I feel very sorry for the people that that woman ‘treats’. I’m sure she is doing more harm than good.

Another rational non-arguer here.

In the almost 30 years we’ve been friends or married, I can’t recall her ever saying or doing anything which “really bothers” me. She’s my best friend. We almost always arrive at the same conclusion independently, although often by comically different paths.

The last time I was seething inside for any reason whatsoever was in the service getting shot at. Seething is for important things in life; not talking to your partner. If you (any “you”) frequently seethe for any reason, fix that; it isn’t healthy. Either that or you (any “you”) misunderstand the word “seethe” and use it to mean “mildly irritated.”
We are both highly aggressive take-charge types. So it’s not a matter of two torpid tortoises slumbering through a relationship. But we’re thoughtfully aggressive, not just reflexively me-first-screw-you.
One of the things we discussed early on was that adults in a sensible relationship never “put up with”. If you put up with, pretty soon you’ll be keeping score. And pretty soon the score will stand at 186,429 to 3. The only disagreement will be on who has the 3. At that point you’re doomed to a life of yelling at each other about the score until somebody moves out. That’s dumber than dirt.

If something bothers you, discuss it. Either the person doing the act exercises the mental discipline to stop doing it for good, or the other exercises the mental discipline to have it stop bothering them for good. If you two can’t accomplish that going both ways, see my prior paragraph.

Some things end up with a meet in the middle. My wife now leaves far fewer piles around the house than when we started out and the few that remain don’t bother me enough to think about, much less mention.
The biggest thing we start with is the idea that neither of us would ever deliberately do something which annoys the other person. The other’s best interests are always our highest goal. So when somethng does come out off-key, we both have the working assumption that it was well-intentioned, rather than malicious. So we work to resolve the misunderstanding rather than react to the attack.

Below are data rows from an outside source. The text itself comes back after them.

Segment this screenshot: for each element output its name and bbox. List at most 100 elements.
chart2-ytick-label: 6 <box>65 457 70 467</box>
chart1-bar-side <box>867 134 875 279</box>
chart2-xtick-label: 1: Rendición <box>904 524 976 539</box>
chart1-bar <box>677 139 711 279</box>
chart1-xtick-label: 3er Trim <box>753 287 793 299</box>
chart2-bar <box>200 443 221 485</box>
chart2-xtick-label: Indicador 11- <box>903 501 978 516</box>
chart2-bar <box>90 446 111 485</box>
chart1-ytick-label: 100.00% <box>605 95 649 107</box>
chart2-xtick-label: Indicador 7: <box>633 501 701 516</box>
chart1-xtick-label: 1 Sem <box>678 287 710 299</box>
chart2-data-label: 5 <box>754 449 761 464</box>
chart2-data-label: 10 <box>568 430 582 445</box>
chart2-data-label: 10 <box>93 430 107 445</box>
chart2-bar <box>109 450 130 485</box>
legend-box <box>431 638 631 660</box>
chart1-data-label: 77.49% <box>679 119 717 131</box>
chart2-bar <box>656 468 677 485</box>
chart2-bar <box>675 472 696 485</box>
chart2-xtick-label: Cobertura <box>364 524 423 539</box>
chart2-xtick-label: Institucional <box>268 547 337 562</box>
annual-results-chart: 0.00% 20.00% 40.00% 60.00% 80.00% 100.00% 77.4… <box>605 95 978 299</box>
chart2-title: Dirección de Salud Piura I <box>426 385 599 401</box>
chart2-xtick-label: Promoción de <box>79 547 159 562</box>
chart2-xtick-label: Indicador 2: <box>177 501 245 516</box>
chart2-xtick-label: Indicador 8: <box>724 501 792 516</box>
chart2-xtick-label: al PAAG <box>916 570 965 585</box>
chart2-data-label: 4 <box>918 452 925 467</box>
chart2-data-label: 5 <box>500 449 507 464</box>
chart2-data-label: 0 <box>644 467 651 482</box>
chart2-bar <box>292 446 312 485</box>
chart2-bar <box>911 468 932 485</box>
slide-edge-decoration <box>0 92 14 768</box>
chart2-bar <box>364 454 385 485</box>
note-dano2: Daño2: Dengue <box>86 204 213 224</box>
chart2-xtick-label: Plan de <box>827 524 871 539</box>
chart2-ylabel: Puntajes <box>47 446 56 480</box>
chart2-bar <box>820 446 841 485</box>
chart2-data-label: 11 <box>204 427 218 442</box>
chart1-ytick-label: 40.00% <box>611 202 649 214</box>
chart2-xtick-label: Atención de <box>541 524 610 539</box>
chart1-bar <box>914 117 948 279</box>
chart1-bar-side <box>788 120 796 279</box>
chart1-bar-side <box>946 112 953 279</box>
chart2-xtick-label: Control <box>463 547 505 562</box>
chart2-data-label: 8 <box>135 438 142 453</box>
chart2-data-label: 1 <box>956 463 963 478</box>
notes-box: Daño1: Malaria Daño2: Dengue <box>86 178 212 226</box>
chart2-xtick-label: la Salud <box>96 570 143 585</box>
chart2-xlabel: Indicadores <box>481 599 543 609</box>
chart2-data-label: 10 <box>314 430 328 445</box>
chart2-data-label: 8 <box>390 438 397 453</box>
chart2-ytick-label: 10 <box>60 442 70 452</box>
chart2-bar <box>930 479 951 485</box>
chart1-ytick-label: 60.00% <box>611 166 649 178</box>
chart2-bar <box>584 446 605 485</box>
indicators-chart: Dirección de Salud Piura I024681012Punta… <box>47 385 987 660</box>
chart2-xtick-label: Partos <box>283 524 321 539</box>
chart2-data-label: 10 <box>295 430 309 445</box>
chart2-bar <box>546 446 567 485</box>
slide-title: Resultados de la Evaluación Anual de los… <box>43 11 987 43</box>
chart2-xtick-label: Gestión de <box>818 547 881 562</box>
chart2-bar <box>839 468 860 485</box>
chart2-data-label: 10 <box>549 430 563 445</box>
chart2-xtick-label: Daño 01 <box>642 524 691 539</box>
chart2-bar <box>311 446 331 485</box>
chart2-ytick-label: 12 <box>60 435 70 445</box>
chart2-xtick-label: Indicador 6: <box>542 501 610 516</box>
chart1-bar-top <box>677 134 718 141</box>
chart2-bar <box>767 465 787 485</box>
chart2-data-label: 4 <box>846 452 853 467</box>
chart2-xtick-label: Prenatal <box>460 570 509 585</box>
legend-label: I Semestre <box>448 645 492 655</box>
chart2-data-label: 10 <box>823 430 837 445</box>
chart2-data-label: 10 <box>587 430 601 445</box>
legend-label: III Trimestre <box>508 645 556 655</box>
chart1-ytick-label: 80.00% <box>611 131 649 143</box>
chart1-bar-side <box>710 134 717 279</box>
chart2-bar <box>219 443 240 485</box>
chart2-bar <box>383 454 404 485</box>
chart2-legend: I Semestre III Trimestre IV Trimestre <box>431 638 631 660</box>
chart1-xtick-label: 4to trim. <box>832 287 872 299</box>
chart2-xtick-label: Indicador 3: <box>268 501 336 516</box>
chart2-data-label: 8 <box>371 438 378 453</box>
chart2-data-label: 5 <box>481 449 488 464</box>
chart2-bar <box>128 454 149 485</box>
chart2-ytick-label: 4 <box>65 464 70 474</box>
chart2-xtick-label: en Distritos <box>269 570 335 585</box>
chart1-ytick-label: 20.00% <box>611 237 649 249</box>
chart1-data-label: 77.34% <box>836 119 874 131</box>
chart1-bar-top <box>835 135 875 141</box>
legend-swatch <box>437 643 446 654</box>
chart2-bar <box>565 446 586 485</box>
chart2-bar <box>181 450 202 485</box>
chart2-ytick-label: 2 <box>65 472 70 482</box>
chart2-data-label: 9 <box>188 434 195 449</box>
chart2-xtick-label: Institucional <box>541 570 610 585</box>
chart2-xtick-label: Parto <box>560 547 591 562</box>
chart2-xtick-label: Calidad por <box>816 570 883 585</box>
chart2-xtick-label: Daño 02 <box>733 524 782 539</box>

IME, the people I see arguing the most are the ones who believe the worst about their partner’s motives rather than the best. Naturally there are some people for whom believing the worst is the factually correct thing to do. Don’t marry those people.
Finally it helps to live a generally low-stress life. No matter what your personality, stress makes it less nice to be around. If your inlaws are a PITA, live halfway across the country. We do. Live within your means. We do. Avoid high-maintenance activities like lots of pets or a horde of kids. We do.
Being successfully married is the most important thing you’ll do in your life. Do that first and the rest of the crap in your life second. The payoff is huge. The pain & costs avoided are ginormous. IME & IMO, these are words to live by. We do. It works.